Umarov declared jihad and embraced that cause in 2007, causing a rift in the long-running separatist rebellion in Chechnya and drawing support from other Muslim ethnic groups angered by the harsh tactics employed Russian security forces.
Once again, we have the f-word used in a news report in a way that does nothing to add factual material to the story.
Once again, let's turn to the Associated Press Stylebook, the bible of mainstream journalism:
fundamentalist: The word gained usage in an early 20th century fundamentalist-modernist controversy within Protestantism. In recent years, however, fundamentalist has to a large extent taken on pejorative connotations except when applied to groups that stress strict, literal interpretations of Scripture and separation from other Christians.
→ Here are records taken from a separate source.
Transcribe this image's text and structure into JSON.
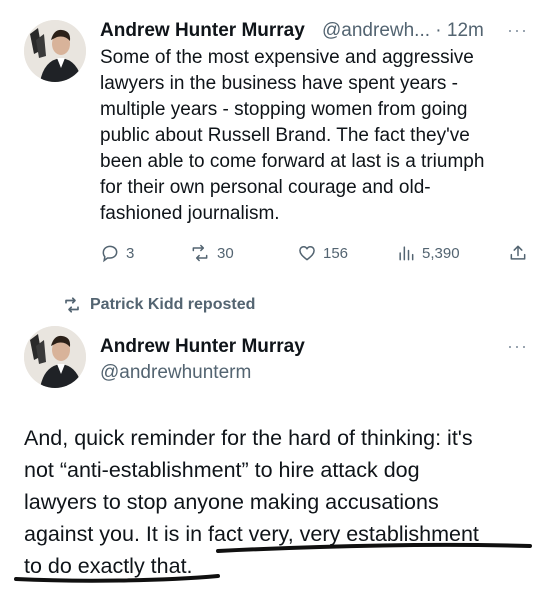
{
  "tweet1": {
    "author_name": "Andrew Hunter Murray",
    "handle_time": "@andrewh... · 12m",
    "more_label": "···",
    "text_lines": [
      "Some of the most expensive and aggressive",
      "lawyers in the business have spent years -",
      "multiple years - stopping women from going",
      "public about Russell Brand. The fact they've",
      "been able to come forward at last is a triumph",
      "for their own personal courage and old-",
      "fashioned journalism."
    ],
    "actions": {
      "replies": "3",
      "reposts": "30",
      "likes": "156",
      "views": "5,390"
    }
  },
  "repost_banner": {
    "text": "Patrick Kidd reposted"
  },
  "tweet2": {
    "author_name": "Andrew Hunter Murray",
    "handle": "@andrewhunterm",
    "more_label": "···",
    "text_lines": [
      "And, quick reminder for the hard of thinking: it's",
      "not “anti-establishment” to hire attack dog",
      "lawyers to stop anyone making accusations",
      "against you. It is in fact very, very establishment",
      "to do exactly that."
    ]
  },
  "icons": [
    "reply-icon",
    "repost-icon",
    "like-icon",
    "views-icon",
    "share-icon"
  ],
  "colors": {
    "text": "#0f1419",
    "muted": "#536471",
    "annotation_ink": "#101010"
  }
}
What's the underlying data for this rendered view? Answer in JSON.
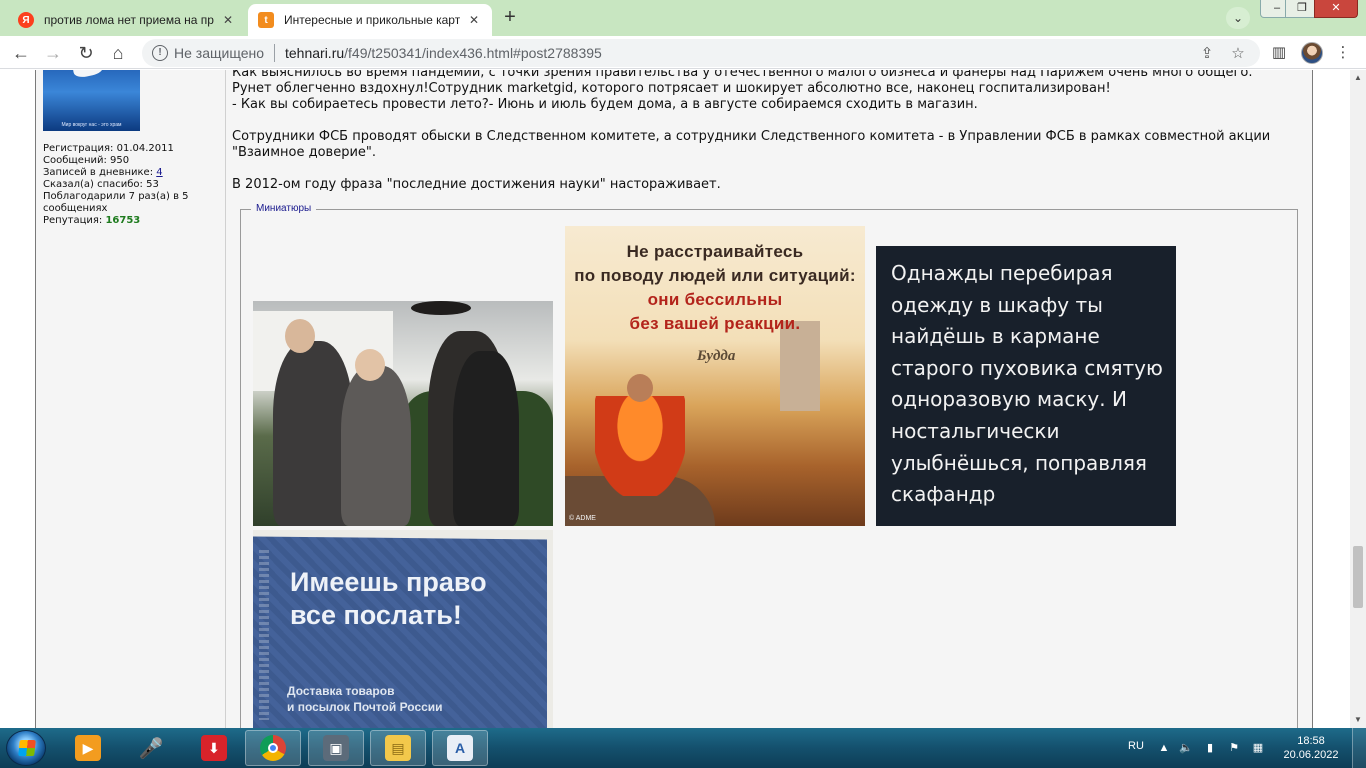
{
  "browser": {
    "tabs": [
      {
        "title": "против лома нет приема на про",
        "favicon": "yandex-icon",
        "active": false
      },
      {
        "title": "Интересные и прикольные карт",
        "favicon": "tehnari-icon",
        "active": true
      }
    ],
    "new_tab_symbol": "+",
    "security_label": "Не защищено",
    "url_host": "tehnari.ru",
    "url_path": "/f49/t250341/index436.html#post2788395"
  },
  "user_panel": {
    "avatar_caption": "Мир вокруг нас - это храм",
    "stats": [
      {
        "label": "Регистрация: ",
        "value": "01.04.2011"
      },
      {
        "label": "Сообщений: ",
        "value": "950"
      },
      {
        "label": "Записей в дневнике: ",
        "value": "4"
      },
      {
        "label": "Сказал(а) спасибо: ",
        "value": "53"
      },
      {
        "label": "Поблагодарили 7 раз(а) в 5 сообщениях",
        "value": ""
      },
      {
        "label": "Репутация: ",
        "value": "16753"
      }
    ]
  },
  "post": {
    "paragraphs": [
      "Как выяснилось во время пандемии, с точки зрения правительства у отечественного малого бизнеса и фанеры над Парижем очень много общего.",
      "Рунет облегченно вздохнул!Сотрудник marketgid, которого потрясает и шокирует абсолютно все, наконец госпитализирован!",
      "- Как вы собираетесь провести лето?- Июнь и июль будем дома, а в августе собираемся сходить в магазин.",
      "Сотрудники ФСБ проводят обыски в Следственном комитете, а сотрудники Следственного комитета - в Управлении ФСБ в рамках совместной акции \"Взаимное доверие\".",
      "В 2012-ом году фраза \"последние достижения науки\" настораживает."
    ],
    "thumbnails_legend": "Миниатюры",
    "buddha_image": {
      "lines": [
        "Не расстраивайтесь",
        "по поводу людей или ситуаций:",
        "они бессильны",
        "без вашей реакции."
      ],
      "author": "Будда",
      "watermark": "© ADME"
    },
    "dark_image_text": "Однажды перебирая одежду в шкафу ты найдёшь в кармане старого пуховика смятую одноразовую маску. И ностальгически улыбнёшься, поправляя скафандр",
    "poster_image": {
      "title_line1": "Имеешь право",
      "title_line2": "все послать!",
      "sub_line1": "Доставка товаров",
      "sub_line2": "и посылок Почтой России"
    }
  },
  "taskbar": {
    "language": "RU",
    "time": "18:58",
    "date": "20.06.2022"
  },
  "colors": {
    "tabstrip": "#c8e6c1",
    "reputation": "#1e7b1e",
    "link": "#1a1a8e",
    "taskbar": "#14506d"
  }
}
In general, do not use fundamentalist unless a group applies the word to itself.
Can we all agree that the subways in Moscow were not attacked by bands of very conservative Protestants who are willing to sign the Fundamentals of the Faith documents of the early 20th century? Note that the usage of the f-word in this story clouds another issue. What do the rebels actually want? Is a "fundamentalist Caucasus Emirate" the same thing as an Islamic republic? What kind? What form of government, rooted in what approach to Sharia?
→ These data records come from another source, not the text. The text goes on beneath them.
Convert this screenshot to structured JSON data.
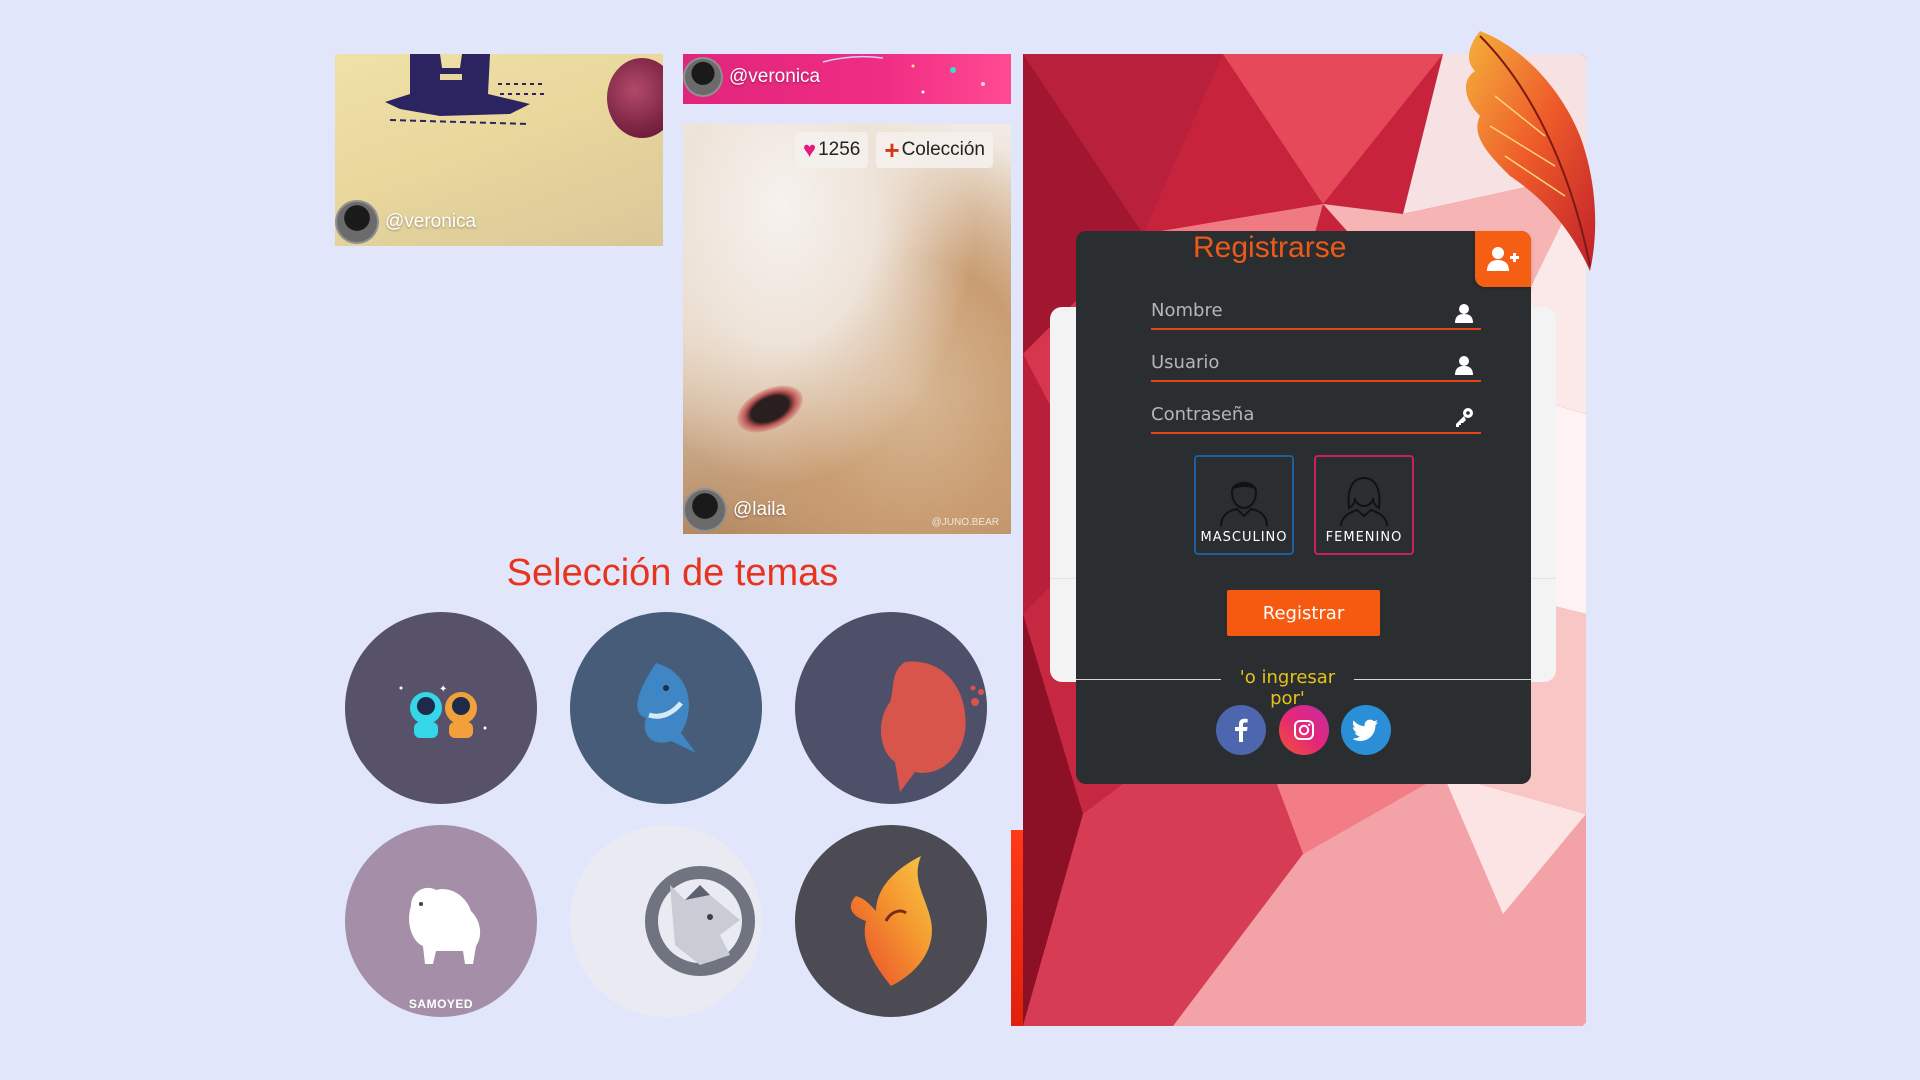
{
  "feed": {
    "cards": [
      {
        "user": "@veronica"
      },
      {
        "user": "@veronica"
      },
      {
        "user": "@laila",
        "likes": "1256",
        "collection_label": "Colección",
        "watermark": "@JUNO.BEAR"
      }
    ]
  },
  "themes": {
    "title": "Selección de temas",
    "items": [
      {
        "icon": "astronauts-icon",
        "caption": ""
      },
      {
        "icon": "shark-icon",
        "caption": ""
      },
      {
        "icon": "whale-icon",
        "caption": ""
      },
      {
        "icon": "samoyed-dog-icon",
        "caption": "SAMOYED"
      },
      {
        "icon": "wolf-icon",
        "caption": ""
      },
      {
        "icon": "phoenix-icon",
        "caption": ""
      }
    ]
  },
  "register": {
    "title": "Registrarse",
    "fields": {
      "name_placeholder": "Nombre",
      "user_placeholder": "Usuario",
      "password_placeholder": "Contraseña"
    },
    "gender": {
      "male_label": "MASCULINO",
      "female_label": "FEMENINO"
    },
    "submit_label": "Registrar",
    "or_label": "'o ingresar por'",
    "social": [
      "facebook-icon",
      "instagram-icon",
      "twitter-icon"
    ]
  },
  "colors": {
    "accent": "#f55a10",
    "title_red": "#e8341c",
    "panel_dark": "#2b2e31",
    "male_border": "#1d5f9c",
    "female_border": "#c8205e",
    "or_text": "#e8c11a"
  }
}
At the same time, what in the world do the words "charismatic young preacher" mean in this context? Was this person a Muslim leader with some defined religious role? Was he simply a good public speaker? What are the facts?
We also are told that Russian leaders are convinced that they are dealing with a "separatist insurgency waged by Islamic militants." That is highly familiar language, but when added to the vague terms used elsewhere it is hard to learn anything concrete about the religious, political or military nature of these acts.
Over at the New York Times, reporters and editors were able to deal with this developing story without using labels from American religious debates. One early report there makes a simple reference to conflicts blamed on "Islamic extremism in Chechnya and other parts of the Caucasus region in southern Russia." Then later, we read:
The Russian government has sought to suppress violent Muslim extremism in the south since the fall of the Soviet Union in 1991. Two brutal wars in Chechnya and a guerrilla insurgency gave rise to numerous bombings and acts of terror in southern Russia throughout the 1990s. Starting in 2002, Chechen separatists then began to export their bombing campaign to Moscow.
"Extremism" is another one of those vague words, but, when combined with "violent" we at least get some picture that the issue is rooted in tactics as well as beliefs. The word "separatists" is also helpful, in a political context, although, again, this simply raises the issue of what the rebels want to create when they achieve separation.
But the early Times report is much better, if only because of the words it declines to abuse, as well as the words that it uses.